Als „hartgesottener“ Leser bin ich ja einiges von Erstlingsbüchern gewohnt. Trotz des Lektorats als der verlegerischen Grundaufgabe beim Erstellen neuer Bücher gibt es doch bei vielen Erstlingen den einen oder anderen klitzekleinen Mangel. Nicht so bei dem Buch von Pierre Jarawan: Ich bin der Stadt München dankbar, die den Autor mit einem Stipendium gefördert hat.
Worum geht es überhaupt konkret in diesem Buch? Im Gefolge des libanesischen Bürgerkriegs kommen Samirs Eltern in den Achtzigerjahren nach Deutschland. Samir, der Ich-Erzähler dieses Buches, verehrt seinen Vater über alles. Das Verhältnis der beiden ist auch deshalb so eng, weil der Vater seinem Sohn Geschichten erzählt, die märchenhaft die verlorene Heimat zum Thema haben. Diese Geschichten sind in vielem Anspielungen auf die Vergangenheit der Familie und spielen im Buch eine wichtige Rolle.
Als Samir acht Jahre alt wird, verschwindet der Vater spurlos. Niemand weiß, wohin er gegangen ist, auch der engste Freund der Familie Hakim weiß nicht mehr. Aber Samir vermutet, dass sein Vater sich wieder im Libanon aufhält.
Mit Anfang zwanzig macht sich Samir auf den Weg in den Libanon. Bei seinem Abschied erhält er von Hakim das Tagebuch des Vaters, das dieser ihm zur Aufbewahrung am Tag vor seinem Verschwinden anvertraut hat. Samir liebt die Tochter Hakims, Yasmin. Samir möchte sie heiraten, aber Yasmin verlangt von ihm, dass er seine Vergangenheit klärt, damit ihre Liebe eine Basis haben kann.

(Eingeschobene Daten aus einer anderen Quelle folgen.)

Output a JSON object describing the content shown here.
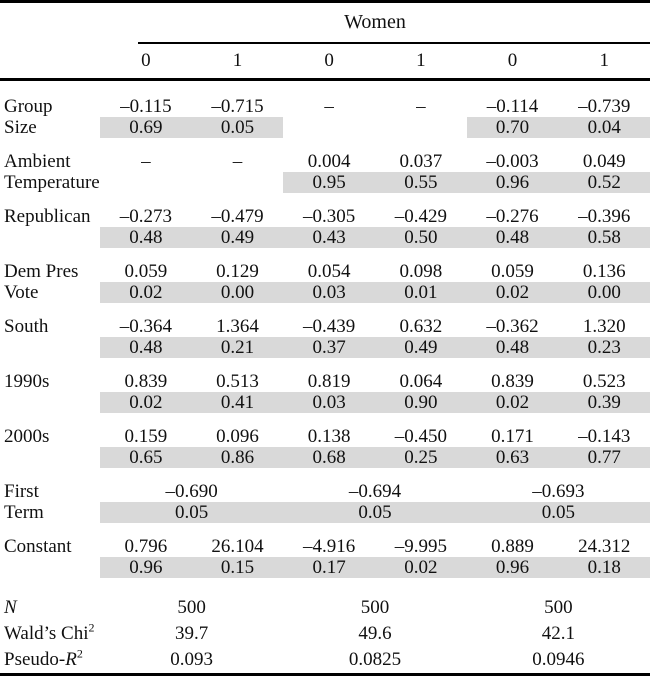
{
  "header": {
    "group_label": "Women",
    "col_labels": [
      "0",
      "1",
      "0",
      "1",
      "0",
      "1"
    ]
  },
  "rows": [
    {
      "label": [
        "Group",
        "Size"
      ],
      "coefs": [
        "–0.115",
        "–0.715",
        "–",
        "–",
        "–0.114",
        "–0.739"
      ],
      "pvals": [
        "0.69",
        "0.05",
        "",
        "",
        "0.70",
        "0.04"
      ],
      "shade": [
        1,
        1,
        0,
        0,
        1,
        1
      ],
      "span": 1
    },
    {
      "label": [
        "Ambient",
        "Temperature"
      ],
      "coefs": [
        "–",
        "–",
        "0.004",
        "0.037",
        "–0.003",
        "0.049"
      ],
      "pvals": [
        "",
        "",
        "0.95",
        "0.55",
        "0.96",
        "0.52"
      ],
      "shade": [
        0,
        0,
        1,
        1,
        1,
        1
      ],
      "span": 1
    },
    {
      "label": [
        "Republican"
      ],
      "coefs": [
        "–0.273",
        "–0.479",
        "–0.305",
        "–0.429",
        "–0.276",
        "–0.396"
      ],
      "pvals": [
        "0.48",
        "0.49",
        "0.43",
        "0.50",
        "0.48",
        "0.58"
      ],
      "shade": [
        1,
        1,
        1,
        1,
        1,
        1
      ],
      "span": 1
    },
    {
      "label": [
        "Dem Pres",
        "Vote"
      ],
      "coefs": [
        "0.059",
        "0.129",
        "0.054",
        "0.098",
        "0.059",
        "0.136"
      ],
      "pvals": [
        "0.02",
        "0.00",
        "0.03",
        "0.01",
        "0.02",
        "0.00"
      ],
      "shade": [
        1,
        1,
        1,
        1,
        1,
        1
      ],
      "span": 1
    },
    {
      "label": [
        "South"
      ],
      "coefs": [
        "–0.364",
        "1.364",
        "–0.439",
        "0.632",
        "–0.362",
        "1.320"
      ],
      "pvals": [
        "0.48",
        "0.21",
        "0.37",
        "0.49",
        "0.48",
        "0.23"
      ],
      "shade": [
        1,
        1,
        1,
        1,
        1,
        1
      ],
      "span": 1
    },
    {
      "label": [
        "1990s"
      ],
      "coefs": [
        "0.839",
        "0.513",
        "0.819",
        "0.064",
        "0.839",
        "0.523"
      ],
      "pvals": [
        "0.02",
        "0.41",
        "0.03",
        "0.90",
        "0.02",
        "0.39"
      ],
      "shade": [
        1,
        1,
        1,
        1,
        1,
        1
      ],
      "span": 1
    },
    {
      "label": [
        "2000s"
      ],
      "coefs": [
        "0.159",
        "0.096",
        "0.138",
        "–0.450",
        "0.171",
        "–0.143"
      ],
      "pvals": [
        "0.65",
        "0.86",
        "0.68",
        "0.25",
        "0.63",
        "0.77"
      ],
      "shade": [
        1,
        1,
        1,
        1,
        1,
        1
      ],
      "span": 1
    },
    {
      "label": [
        "First",
        "Term"
      ],
      "coefs": [
        "–0.690",
        "–0.694",
        "–0.693"
      ],
      "pvals": [
        "0.05",
        "0.05",
        "0.05"
      ],
      "shade": [
        1,
        1,
        1
      ],
      "span": 2
    },
    {
      "label": [
        "Constant"
      ],
      "coefs": [
        "0.796",
        "26.104",
        "–4.916",
        "–9.995",
        "0.889",
        "24.312"
      ],
      "pvals": [
        "0.96",
        "0.15",
        "0.17",
        "0.02",
        "0.96",
        "0.18"
      ],
      "shade": [
        1,
        1,
        1,
        1,
        1,
        1
      ],
      "span": 1
    }
  ],
  "stats": [
    {
      "label": {
        "italic": "N"
      },
      "values": [
        "500",
        "500",
        "500"
      ]
    },
    {
      "label": {
        "pre": "Wald’s Chi",
        "sup": "2"
      },
      "values": [
        "39.7",
        "49.6",
        "42.1"
      ]
    },
    {
      "label": {
        "pre": "Pseudo-",
        "italic": "R",
        "sup": "2"
      },
      "values": [
        "0.093",
        "0.0825",
        "0.0946"
      ]
    }
  ]
}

Kunstvoll und wie im Kriminalroman verwebt Jarawan die verschiedenen Stränge, die dieses Buch ausmachen:
̶ Die Geschichte Samirs und seiner Familie in Deutschland, seine Fremdheit und den Weg der Familie in die Gesellschaft.
̶ Das Tagebuch des Vaters, das ohne die Geschichte Beiruts und des Libanon gar nicht denkbar ist, wobei ein altes Sprichwort sagt: „Wer glaubt, er habe den Libanon verstanden, dem hat man ihn nicht richtig erklärt.“
̶ Die Situation im Libanon heute: Eine Gruppe von Studenten setzt dem Wahnsinn des Bürgerkriegs – jeder gegen jeden – ein Projekt entgegen, ein Archiv. Dieses Archiv soll das Schicksal der Verschwundenen, der im Bürgerkrieg Entführten und Getöteten auf- und nachzeichnen und so zum Symbol einer gruppenübergeordneten neuen libanesischen Identität werden.
„Am Ende bleiben die Zedern“ ist ein unglaublich schönes, nachdenkliches, witziges und dabei grundeinfach zu lesender Buch, das auf eine sehr unterhaltsame, spannende Art einige der wesentlichen Fragen der menschlichen Existenz beschreibt: Wer bin ICH und wer bist DU? WOHER komme ich? WOHIN gehöre ich? Kann ich mein (geliebtes) Gegenüber überhaupt verstehen? Was bedeutet Bürgerkrieg für den einzelnen, was für alle? Wie bewährt sich Freundschaft in einem solchen Krieg? Was ist Schuld in dieser Situation und was bedeutet ganz allgemein Heimat und Fremde? Außerdem gibt es einige unglaublich poetisch und schön erzählte Geschichten zum Thema Liebe und Freundschaft.
Ich wünsche diesem Buch ganz viele Leser!
Dies Buch ist im Berlin Verlag erschienen und kostet 22 €.